La marche contre le fascisme islamiste a rassemblé près de trois mille personnes à l’appel de Résistance Républicaine animée par la très courageuse Christine Tasin. Les médias n’en ont pas dit un mot ! Faut-il s’en indigner ou les supplier ? Leur omerta signifie qu’ils ont choisi leur camp !


Sur le parcours, j’ai vu des « musulmans modérés » se boucher les oreilles. Ils préfèrent sans doute écouter les propos ignobles de la sœur de Merah, le tueur d’enfants, qui est devenu l’idole des « Chances pour la France ». On nous prévient que ceux qui n’aiment pas « les étrangers » devront quitter le pays. Cela doit rappeler quelque chose aux natifs d’un ancien département français. Au bout du compte, ce sera bien aujourd’hui comme hier et ici comme ailleurs, la valise ou le cercueil !

Beaucoup de ceux que l’on était en droit d’attendre ne sont pas venus. Faut-il leur expliquer comme l’a fait notre ami Renaud Camus que le grand remplacement c’est maintenant ? Et que dire de l’immense marais animé par la sainte frousse ? Doit-on multiplier les colloques et autres conventions pour le convaincre ? Il applaudissait Pétain et le lendemain il chérissait de Gaulle. Soyez vainqueurs et il se portera comme un seul homme à vos côtés !

En fait, de nombreux compatriotes se bercent d’illusions en fondant leurs espoirs sur les prochaines élections. Tout comme les conservateurs américains, nous les perdrons puisque les nouveaux arrivants s'exprimeront contre nous. Avec le droit de vote octroyé aux étrangers que l’on fait venir par millions, le suffrage universel n’a plus aucun sens et devient l’arme fatale des envahisseurs. Il faut le dire avec gravité : un pouvoir corrompu est en train d’assassiner la république.

Encore une fois, félicitons Christine, Pierre et tous les organisateurs. Ils nous ont redonné une lueur d’espoir.

mercredi 7 novembre 2012

Les enseignements d'une élection



C’est bien connu, en Amérique, tout est possible ! Dans ce pays béni par Dieu, un individu issu de la pègre de Chicago peut devenir président et se faire réélire.

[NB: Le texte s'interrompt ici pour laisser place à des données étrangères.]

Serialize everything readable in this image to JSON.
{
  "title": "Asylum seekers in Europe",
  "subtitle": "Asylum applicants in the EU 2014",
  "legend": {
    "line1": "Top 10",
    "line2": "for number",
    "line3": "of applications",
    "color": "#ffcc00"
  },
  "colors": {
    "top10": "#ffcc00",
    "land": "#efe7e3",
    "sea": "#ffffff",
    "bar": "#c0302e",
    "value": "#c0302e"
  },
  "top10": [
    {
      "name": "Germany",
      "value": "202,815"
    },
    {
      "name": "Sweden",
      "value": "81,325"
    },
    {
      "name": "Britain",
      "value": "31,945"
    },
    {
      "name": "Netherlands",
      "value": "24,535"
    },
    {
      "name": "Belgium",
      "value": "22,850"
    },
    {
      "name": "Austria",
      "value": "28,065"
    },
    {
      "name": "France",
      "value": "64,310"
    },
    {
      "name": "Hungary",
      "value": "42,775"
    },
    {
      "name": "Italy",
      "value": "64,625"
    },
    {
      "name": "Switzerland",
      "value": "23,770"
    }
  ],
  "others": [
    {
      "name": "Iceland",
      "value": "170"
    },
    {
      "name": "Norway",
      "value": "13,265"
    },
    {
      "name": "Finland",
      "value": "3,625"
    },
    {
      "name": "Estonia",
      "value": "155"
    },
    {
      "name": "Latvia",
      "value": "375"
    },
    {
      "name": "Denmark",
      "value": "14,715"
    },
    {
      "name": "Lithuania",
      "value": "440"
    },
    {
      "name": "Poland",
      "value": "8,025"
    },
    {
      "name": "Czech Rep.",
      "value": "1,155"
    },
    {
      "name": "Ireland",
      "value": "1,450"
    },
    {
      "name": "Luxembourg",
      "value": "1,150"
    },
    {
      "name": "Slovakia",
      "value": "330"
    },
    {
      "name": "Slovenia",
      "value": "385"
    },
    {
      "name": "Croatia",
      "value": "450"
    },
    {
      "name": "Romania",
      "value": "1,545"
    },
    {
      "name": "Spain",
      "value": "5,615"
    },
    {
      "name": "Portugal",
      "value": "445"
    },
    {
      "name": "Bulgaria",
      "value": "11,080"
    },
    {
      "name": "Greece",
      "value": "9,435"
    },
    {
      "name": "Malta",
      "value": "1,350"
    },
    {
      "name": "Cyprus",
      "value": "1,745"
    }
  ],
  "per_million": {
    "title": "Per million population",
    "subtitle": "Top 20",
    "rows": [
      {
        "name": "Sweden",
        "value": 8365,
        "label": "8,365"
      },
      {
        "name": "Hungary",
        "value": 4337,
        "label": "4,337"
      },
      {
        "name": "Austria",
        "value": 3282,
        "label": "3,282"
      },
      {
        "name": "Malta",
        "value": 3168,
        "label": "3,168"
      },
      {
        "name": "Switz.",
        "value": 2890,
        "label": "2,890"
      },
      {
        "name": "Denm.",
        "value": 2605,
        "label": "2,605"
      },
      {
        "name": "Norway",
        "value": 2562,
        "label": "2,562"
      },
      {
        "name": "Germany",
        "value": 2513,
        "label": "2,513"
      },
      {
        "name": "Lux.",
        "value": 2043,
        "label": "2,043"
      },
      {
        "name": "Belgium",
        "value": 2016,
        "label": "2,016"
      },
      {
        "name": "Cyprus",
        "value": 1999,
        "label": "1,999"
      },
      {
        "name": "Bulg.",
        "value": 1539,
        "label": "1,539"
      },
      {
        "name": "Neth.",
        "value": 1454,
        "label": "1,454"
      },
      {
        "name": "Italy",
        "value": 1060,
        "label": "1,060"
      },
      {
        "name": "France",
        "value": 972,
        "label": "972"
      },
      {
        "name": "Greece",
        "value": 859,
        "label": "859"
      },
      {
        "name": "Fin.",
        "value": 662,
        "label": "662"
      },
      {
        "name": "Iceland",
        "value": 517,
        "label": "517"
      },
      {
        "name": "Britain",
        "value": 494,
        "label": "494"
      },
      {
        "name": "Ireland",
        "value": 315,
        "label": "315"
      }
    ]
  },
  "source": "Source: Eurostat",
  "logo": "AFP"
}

Conformément aux prédictions du choc des civilisations, les électeurs non blancs se sont déterminés en fonction de leur appartenance ethnique. C’est ainsi que 70 % des Latinos et 90 % des noirs ont choisi Obama. Ce vote raciste illustre les limites du suffrage universel dans une société multiculturelle. Faites venir toujours plus d’immigrés, donnez-leur le droit de vote et vous êtes assurés de conserver le pouvoir par le biais d’un remplacement de population ! Nous avons connu le même phénomène en France avec l'adhésion massive des quartiers musulmans en faveur de Hollande. Clairement, nous retournons au tribalisme.

Mais les minorités ne suffisent pas à tout expliquer. Les sondages montrent que dans leur majorité, les suffrages des femmes et des jeunes se sont portés sur Obama. La société se féminise en effet de plus en plus. Avec la décomposition des familles, les garçons sont souvent élevés par leur mère. À l’école ou au lycée, ils retrouvent des maîtresses qui ont entièrement colonisé l’éducation nationale. Au terme de ce parcours, ils partagent des valeurs privilégiant le confort, la douceur, et la libido. Ils trouvent Obama « cool » ! Dans son dernier discours n’a-t-il pas évoqué une Amérique généreuse, compatissante et tolérante ? Rien que de belles émotions ! Voilà qui assure le vote des femmes et d’une jeunesse androgyne.

Contrairement à Ivan Rioufol, je pense que la société occidentale évolue vers la mollesse et le narcissisme des civilisations décadentes. La gauche française surfe sur cette tendance mais le réveil risque de s’avérer tragique. En effet, au vu de la composition ethnique de notre immigration et de ses rancunes historiques, je doute que l’avenir soit « cool » pour nos descendants. Dans deux ou trois décennies, ils n’auront plus le choix qu’entre la valise ou le cercueil.

Je participerai samedi prochain à 14 heures, place Denfert-Rochereau,  à la marche contre le fascisme islamiste. C’est pour moi une question d’honneur même si je sais bien que ce mot n'a plus aucun sens. À 73 ans, je veux pouvoir me regarder dans la glace en me rasant.